3. How do you define yourself politically? How does that impact your judicial approach?

I am a conservative judicial candidate who believes our nation is built upon the rule of law; the United States and North Carolina Constitutions are the foundation of our legal system; and our laws are to be applied as written by the legislature. Voters can expect me to follow the rule of law and render fair and impartial decisions consistently without fear, favor, or bias.

4. FOR INCUMBENTS: What have been your most important decisions in your current capacity? FOR CHALLENGERS: What decisions has the incumbent made that you most disagree with?

Not applicable – there is no incumbent in this race.

5. What do you feel was the U.S. Supreme Court's most important recent decision? Did you agree with the majority?

The United States Supreme Court's most important recent decision is Arizona v. Gant, 556 U.S. ___ (2009). In this case, the Supreme Court overturned a long-standing application of the rule allowing law enforcement to search an area, without a warrant and without probable cause, incident to the arrest of a person even where the arrestee no longer had access to the area at the time of arrest. I agree with the majority.

6. Do you feel that North Carolina's current system of judicial elections serves the state well?

Yes; however, the method of judicial elections is a political decision to be made by the people. Our current non-partisan election system puts the power of selection directly in the hands of the voters and gives the voters the power to retain or reject incumbents based upon their performance. By this method, judges are elected without partisan platforms and are directly accountable to the people.

Are there other forms of selecting judges you feel would function better or worse than the current one?

There are other forms of selecting judges, including: partisan elections, appointment and reappointment of judges and appointment of judges and with retention elections to maintain direct accountability to the people. These methods are generally more partisan; however the appointment system can be structured to reduce partisanship in the process by creating a nomination panel consisting of persons drawn from a cross-section of the community, including judges, lawyers, law professors, community leaders, and citizens.

7. Have you ever pled guilty or no contest to any criminal charge other than a minor traffic offense? Please explain.

No.

8. Is there anything else you'd like to add about yourself or the issues that are important to you?

I have served the people of this County nearly all of my adult life. I now ask for the privilege to continue my legacy of public service by bringing my unique experience as law enforcement officer, legal intern, and prosecutor from "the badge to the bench" and apply reason and common sense in a fair and impartial manner as your district court judge.

9. Identify and explain one principled stand you would be willing to take if elected that you suspect might cost you some popularity points with voters.

I will faithfully apply the law as it is written by the legislature and consistent with the United States and North Carolina Constitutions. This means there will be times when I must apply an unpopular law or reach an unpopular result; however, such a principled stand is necessary in order to preserve the rule of law upon which our nation is built.

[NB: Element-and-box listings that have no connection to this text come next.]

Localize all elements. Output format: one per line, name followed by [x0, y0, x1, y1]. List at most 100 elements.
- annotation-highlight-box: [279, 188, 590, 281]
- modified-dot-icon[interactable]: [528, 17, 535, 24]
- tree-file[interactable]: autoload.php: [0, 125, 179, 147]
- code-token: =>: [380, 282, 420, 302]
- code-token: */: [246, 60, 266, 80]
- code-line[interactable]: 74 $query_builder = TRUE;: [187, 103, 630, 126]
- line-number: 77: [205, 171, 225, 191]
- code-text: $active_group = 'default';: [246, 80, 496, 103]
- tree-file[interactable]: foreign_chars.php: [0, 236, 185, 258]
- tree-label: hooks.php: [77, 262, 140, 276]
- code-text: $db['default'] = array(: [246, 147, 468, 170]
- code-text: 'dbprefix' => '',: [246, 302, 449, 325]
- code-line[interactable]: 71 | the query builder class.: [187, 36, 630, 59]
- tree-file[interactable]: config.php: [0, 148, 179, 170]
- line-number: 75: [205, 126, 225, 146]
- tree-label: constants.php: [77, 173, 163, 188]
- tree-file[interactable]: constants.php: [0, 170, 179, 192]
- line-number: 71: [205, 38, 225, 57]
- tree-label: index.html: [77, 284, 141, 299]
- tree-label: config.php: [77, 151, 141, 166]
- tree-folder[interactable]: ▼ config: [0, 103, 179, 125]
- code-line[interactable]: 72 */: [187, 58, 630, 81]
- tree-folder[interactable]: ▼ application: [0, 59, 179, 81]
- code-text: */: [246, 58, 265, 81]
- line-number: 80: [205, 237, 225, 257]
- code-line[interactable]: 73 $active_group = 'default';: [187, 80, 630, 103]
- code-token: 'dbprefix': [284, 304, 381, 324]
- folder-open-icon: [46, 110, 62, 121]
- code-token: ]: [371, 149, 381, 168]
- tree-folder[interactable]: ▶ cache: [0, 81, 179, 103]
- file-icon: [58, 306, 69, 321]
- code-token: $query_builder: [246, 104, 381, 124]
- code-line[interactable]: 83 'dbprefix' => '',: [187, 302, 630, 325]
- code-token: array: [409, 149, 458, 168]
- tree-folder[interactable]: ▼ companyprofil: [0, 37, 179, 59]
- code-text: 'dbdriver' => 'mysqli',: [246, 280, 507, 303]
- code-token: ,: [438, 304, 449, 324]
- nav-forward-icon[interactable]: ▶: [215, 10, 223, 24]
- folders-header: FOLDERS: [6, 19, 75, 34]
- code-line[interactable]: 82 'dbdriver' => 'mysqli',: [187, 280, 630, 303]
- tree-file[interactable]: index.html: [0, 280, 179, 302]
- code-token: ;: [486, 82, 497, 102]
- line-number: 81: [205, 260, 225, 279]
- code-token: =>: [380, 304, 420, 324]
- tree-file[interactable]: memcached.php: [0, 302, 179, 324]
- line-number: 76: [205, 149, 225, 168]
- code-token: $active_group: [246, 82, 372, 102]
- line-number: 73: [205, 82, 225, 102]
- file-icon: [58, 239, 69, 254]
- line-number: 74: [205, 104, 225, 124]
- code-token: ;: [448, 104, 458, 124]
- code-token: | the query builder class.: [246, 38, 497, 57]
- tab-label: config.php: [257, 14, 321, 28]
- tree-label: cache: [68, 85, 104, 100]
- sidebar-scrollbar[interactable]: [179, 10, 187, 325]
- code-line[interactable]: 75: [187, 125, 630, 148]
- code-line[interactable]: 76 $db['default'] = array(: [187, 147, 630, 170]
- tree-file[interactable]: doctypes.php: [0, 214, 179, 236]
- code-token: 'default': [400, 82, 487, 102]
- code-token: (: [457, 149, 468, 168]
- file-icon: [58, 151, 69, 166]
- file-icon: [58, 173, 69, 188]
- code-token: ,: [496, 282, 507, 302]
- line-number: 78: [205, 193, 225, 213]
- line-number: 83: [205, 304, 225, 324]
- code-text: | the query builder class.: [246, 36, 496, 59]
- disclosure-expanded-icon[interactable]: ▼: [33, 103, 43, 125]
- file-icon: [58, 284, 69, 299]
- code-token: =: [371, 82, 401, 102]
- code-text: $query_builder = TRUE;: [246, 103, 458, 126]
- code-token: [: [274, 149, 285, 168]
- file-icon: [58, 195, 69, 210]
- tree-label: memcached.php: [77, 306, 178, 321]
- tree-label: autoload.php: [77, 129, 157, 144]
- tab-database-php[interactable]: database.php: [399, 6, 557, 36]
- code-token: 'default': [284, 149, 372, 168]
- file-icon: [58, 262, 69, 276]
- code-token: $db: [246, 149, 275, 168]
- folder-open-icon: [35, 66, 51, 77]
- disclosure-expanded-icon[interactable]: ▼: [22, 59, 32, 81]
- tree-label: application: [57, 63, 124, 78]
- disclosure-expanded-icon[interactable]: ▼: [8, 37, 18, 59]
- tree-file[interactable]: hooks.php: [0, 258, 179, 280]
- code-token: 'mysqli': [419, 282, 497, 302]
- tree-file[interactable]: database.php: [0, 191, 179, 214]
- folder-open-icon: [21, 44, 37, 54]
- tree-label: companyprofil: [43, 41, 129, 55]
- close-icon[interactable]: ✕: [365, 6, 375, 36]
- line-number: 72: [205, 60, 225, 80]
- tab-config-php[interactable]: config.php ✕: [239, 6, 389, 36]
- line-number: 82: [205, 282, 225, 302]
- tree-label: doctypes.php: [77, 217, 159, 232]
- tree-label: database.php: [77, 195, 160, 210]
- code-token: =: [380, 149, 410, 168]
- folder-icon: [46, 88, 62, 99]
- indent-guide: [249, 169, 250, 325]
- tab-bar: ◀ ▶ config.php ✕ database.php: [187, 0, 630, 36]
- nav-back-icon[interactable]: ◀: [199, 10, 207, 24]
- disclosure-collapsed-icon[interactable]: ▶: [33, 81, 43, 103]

10. On the District Court level, what improvements can be made in terms of the juvenile justice system? What are the weaknesses or constraints in the court's handling of juvenile offenders?

The most pressing issues in the juvenile justice system are the continuing rise in violent crimes committed by juveniles and the associated increasing presence of gangs in Wake County. It is too often the case that the problems presenting in court are driven by underlying issues that remain unresolved after the intervention. All components of the juvenile justice system: parents, churches, schools, communities and community organizations, law enforcement, and the courts must work together to address these issues.